Les acteurs

L'Etat

La loi du 30 juillet 2003 stipule que “l’organisation de la surveillance de la prévision et de la transmission de l’information sur les crues est assurée par l’État”.

Un des premiers rôles de l’État (représenté par le Préfet) est donc celui de l’information des élus et des citoyens (DDRM, liste des arrêtés portant constatation de l’état de catastrophe naturelle, etc), mais également dans le cadre du Porter à Connaissance des documents d’urbanisme.

L’État en liaison avec les autres acteurs, assure par ailleurs la surveillance des phénomènes, l’alerte et l’organisation des plans de secours, lorsque le problème concerne plusieurs communes ou que l’événement entraîne le déclenchement d’un plan départemental de secours ou le plan ORSEC départemental.

En savoir plus :

Le site internet de la Préfecture : www.pas-de-calais.gouv.fr/Politiques-publiques/Prevention-des-risques-majeurs

Le site internet de la DREAL : www.nord-pas-de-calais-picardie.developpement-durable.gouv.fr

La collectivité

Comme l’État, les Maires ou responsables des structures intercommunales ont un devoir d’information de leurs administrés (Dossier d’Information Communal sur les Risques Majeurs) à qui ils doivent faire connaître les risques.

La maîtrise de l’occupation du sol et sa mise en cohérence avec les risques identifiés, à travers l’élaboration des PLU, font également partie de ce rôle de prévention.

Dans l’exercice de ses compétences en matière d’urbanisme, si celles-ci lui ont été transférées, le Maire conserve la possibilité de recourir à l’article R.111-2 du Code de l’Urbanisme relatif à la sécurité publique.

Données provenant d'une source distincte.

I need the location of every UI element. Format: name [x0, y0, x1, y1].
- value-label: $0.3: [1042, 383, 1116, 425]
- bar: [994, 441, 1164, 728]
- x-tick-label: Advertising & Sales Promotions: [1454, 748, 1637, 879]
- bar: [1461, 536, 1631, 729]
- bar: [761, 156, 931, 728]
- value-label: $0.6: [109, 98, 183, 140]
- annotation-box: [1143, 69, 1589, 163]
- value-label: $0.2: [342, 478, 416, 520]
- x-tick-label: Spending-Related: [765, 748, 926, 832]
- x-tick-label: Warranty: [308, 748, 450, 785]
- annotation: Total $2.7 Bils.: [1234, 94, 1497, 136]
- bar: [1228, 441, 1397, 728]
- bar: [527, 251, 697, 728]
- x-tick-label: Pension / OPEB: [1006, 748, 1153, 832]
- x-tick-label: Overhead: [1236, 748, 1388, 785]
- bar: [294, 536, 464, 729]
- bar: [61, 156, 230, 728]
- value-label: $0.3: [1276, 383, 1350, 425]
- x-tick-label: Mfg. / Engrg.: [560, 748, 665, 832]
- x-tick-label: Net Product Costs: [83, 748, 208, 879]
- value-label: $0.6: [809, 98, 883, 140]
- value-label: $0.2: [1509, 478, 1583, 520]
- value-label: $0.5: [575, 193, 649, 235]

Cet article stipule que « le projet peut être refusé ou n’être accepté que sous réserve de l’observation de prescriptions spéciales s’il est de nature à porter atteinte à la salubrité ou à la sécurité publique du fait de sa situation, de ses caractéristiques, de son importance, ou de son implantation à proximité d’autres installations. »

Les collectivités locales et territoriales peuvent aussi réaliser des travaux de protection des lieux habités et réduire ainsi la vulnérabilité, s’ils présentent un caractère d’intérêt général.

Le Maire est en premier lieu le responsable de la gestion de crise (organisation et direction des secours) sur sa commune. Il tient le Préfet informé de son action. Ce dernier peut se substituer au Maire si le phénomène dépasse le cadre communal, si les moyens de la commune ne suffisent pas ou encore en cas de carence.

En vertu du Code Général des Collectivités Territoriales, le Maire peut avoir l’obligation de prendre les mesures nécessaires afin de prévenir les atteintes à la sécurité publique résultant de risques naturels, dans l’exercice de ses pouvoirs ordinaires de police. L’État peut se substituer à lui en cas de carence.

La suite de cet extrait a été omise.